La Chambre des Comptes de la Cour Suprême a effectué un audit du Fonds spécial de Solidarité Nationale pour la lutte contre le Coronavirus et ses répercussions économiques et sociales. Le rapport publié en février dernier révèle de manquements graves : refus d’engager la dotation spéciale pour les uns et absence de rapport financier et comptable pour ceux qui se déploient.
De ce rapport de 119 pages, il ressort une « absence de transparence » et une « faible redevabilité » des gestionnaires du Fonds spécial de solidarité nationale. Ainsi plusieurs départements ministériels sont dénoncés.
Parmi les départements ministériels épinglés figure le ministère de l’agriculture et du développement rural (MINADER). Il a affecté partie de son enveloppe de 3,239 milliards FCFA pour la réduction de la dépendance alimentaire à « 64 particuliers dont l’éligibilité est sujette à caution, s’agissant en particulier d’un Ministre, de deux députés, d’un colonel et d’un contrôleur financier », soit une valeur totale de 424 499 579 FCFA.
Autre curiosité de ce rapport c’est que 20 départements ministériels n’ont pas dépensé de l’argent reçu à titre du compte d’affectation spéciale. De sorte que sur une enveloppe globale de 76 870 000 000 FCFA, seul 8 512 126 000 FCFA (soit 11% de l’enveloppe) a été dépensée.
Sur ce plan, les MINDDEVEL, le MINESEC, le MINADER et le MINJEC sortent du lot pouvoir avoir dépensé les 8 512 126 000 FCFA susmentionnés. Les 16 autres ministères sont restés les bras croisés en dépit de la situation d’urgence et des directives prescrites par le Premier ministre, Chef du gouvernement.

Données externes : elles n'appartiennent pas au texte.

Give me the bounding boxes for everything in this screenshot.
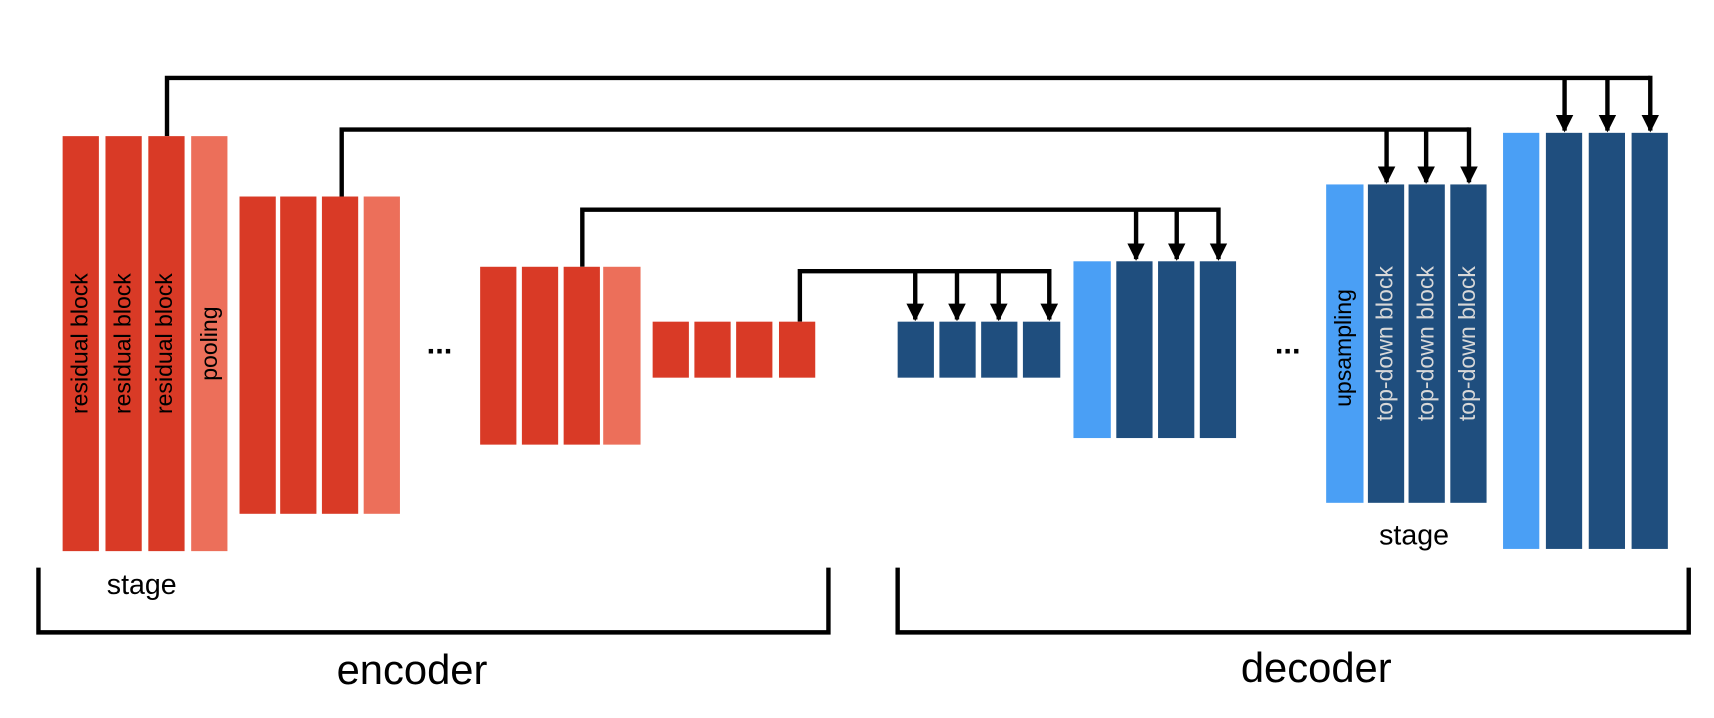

Par ailleurs et dans la même période trois départements ministériels en première ligne de la lutte contre la pandémie: le MINSANTE, le MINFI et le MINRESI ont engagé 132,9 milliards FCFA.

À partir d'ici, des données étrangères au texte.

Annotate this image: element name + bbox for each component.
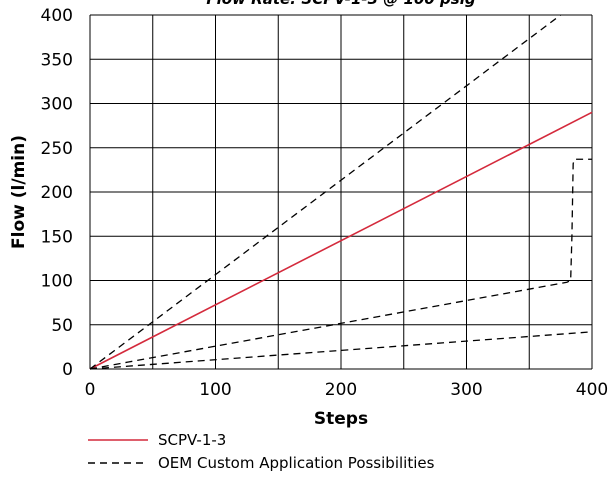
y-tick-label: 350 xyxy=(41,50,73,70)
y-tick-label: 50 xyxy=(51,316,73,336)
y-tick-label: 0 xyxy=(62,360,73,380)
y-tick-label: 300 xyxy=(41,95,73,115)
y-axis-title: Flow (l/min) xyxy=(9,135,29,249)
grid xyxy=(89,14,593,370)
x-tick-label: 200 xyxy=(325,380,357,400)
x-axis-title: Steps xyxy=(314,409,368,429)
tick-labels: 0 100 200 300 400 0 50 100 150 200 250 300 350 400 xyxy=(41,6,608,400)
x-tick-label: 300 xyxy=(450,380,482,400)
y-tick-label: 100 xyxy=(41,272,73,292)
y-tick-label: 250 xyxy=(41,139,73,159)
series-line-oem-2 xyxy=(89,158,592,370)
y-tick-label: 400 xyxy=(41,6,73,26)
chart-title: Flow Rate: SCPV-1-3 @ 100 psig xyxy=(206,0,475,8)
series-line-scpv xyxy=(89,111,593,370)
legend-label: OEM Custom Application Possibilities xyxy=(158,454,435,472)
y-tick-label: 200 xyxy=(41,183,73,203)
x-tick-label: 400 xyxy=(576,380,608,400)
x-tick-label: 100 xyxy=(199,380,231,400)
series-layer xyxy=(89,14,593,370)
legend-label: SCPV-1-3 xyxy=(158,431,226,449)
series-line-oem-1 xyxy=(89,14,562,370)
y-tick-label: 150 xyxy=(41,227,73,247)
legend: SCPV-1-3 OEM Custom Application Possibili… xyxy=(88,431,435,472)
x-tick-label: 0 xyxy=(85,380,96,400)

Ainsi le total des dépenses s’élève à 141,395 milliards FCFA. Toutefois le constat qui se dégage est que « la notion d’urgence ne s’est donc pas traduite de la même manière pour toutes les administrations, » comme le souligne le rapport.

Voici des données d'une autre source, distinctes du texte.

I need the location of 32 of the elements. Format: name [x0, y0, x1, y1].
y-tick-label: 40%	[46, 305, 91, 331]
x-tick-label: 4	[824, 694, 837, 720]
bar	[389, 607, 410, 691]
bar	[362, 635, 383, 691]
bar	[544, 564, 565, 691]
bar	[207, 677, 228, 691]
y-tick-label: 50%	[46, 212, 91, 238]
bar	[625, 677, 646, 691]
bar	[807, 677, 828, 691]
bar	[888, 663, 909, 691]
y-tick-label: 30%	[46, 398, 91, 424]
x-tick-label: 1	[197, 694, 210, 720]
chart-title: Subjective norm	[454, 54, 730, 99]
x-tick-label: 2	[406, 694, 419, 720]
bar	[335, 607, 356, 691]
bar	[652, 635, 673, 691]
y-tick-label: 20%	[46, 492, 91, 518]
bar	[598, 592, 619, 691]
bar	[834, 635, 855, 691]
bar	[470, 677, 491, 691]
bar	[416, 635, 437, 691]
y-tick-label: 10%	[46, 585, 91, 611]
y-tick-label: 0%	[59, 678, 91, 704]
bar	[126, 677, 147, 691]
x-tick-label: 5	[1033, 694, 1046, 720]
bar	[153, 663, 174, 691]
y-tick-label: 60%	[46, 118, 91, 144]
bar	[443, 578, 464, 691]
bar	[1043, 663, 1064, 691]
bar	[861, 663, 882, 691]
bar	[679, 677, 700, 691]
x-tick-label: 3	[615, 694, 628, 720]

A l’Université de Dschang, l’enveloppe destinée à la lutte contre le Covid-19 a été fixée à 151 888 938 FCFA. Pourtant c’est 91 043 534 FCFA qui ont été « effectivement utilisés ». Qu’en est-il du reste ? Des responsables ont été auditionnés par l’équipe d’enquête.
Pour sa part, le MINJEC qui avait recruté des volontaires pour la campagne de sensibilisation de la population au Covid19 ne les avait pas encore payés jusqu’en août 2022 pour des raisons administratives, notamment l’inexistence des comptes « Trésor » auprès de chaque délégation régionale du MINJEC. Comptes dans lesquelles cette dotation doit être virée par le MINFI. L’enveloppe affectée à cette tâche s’élève à 225 millions FCFA.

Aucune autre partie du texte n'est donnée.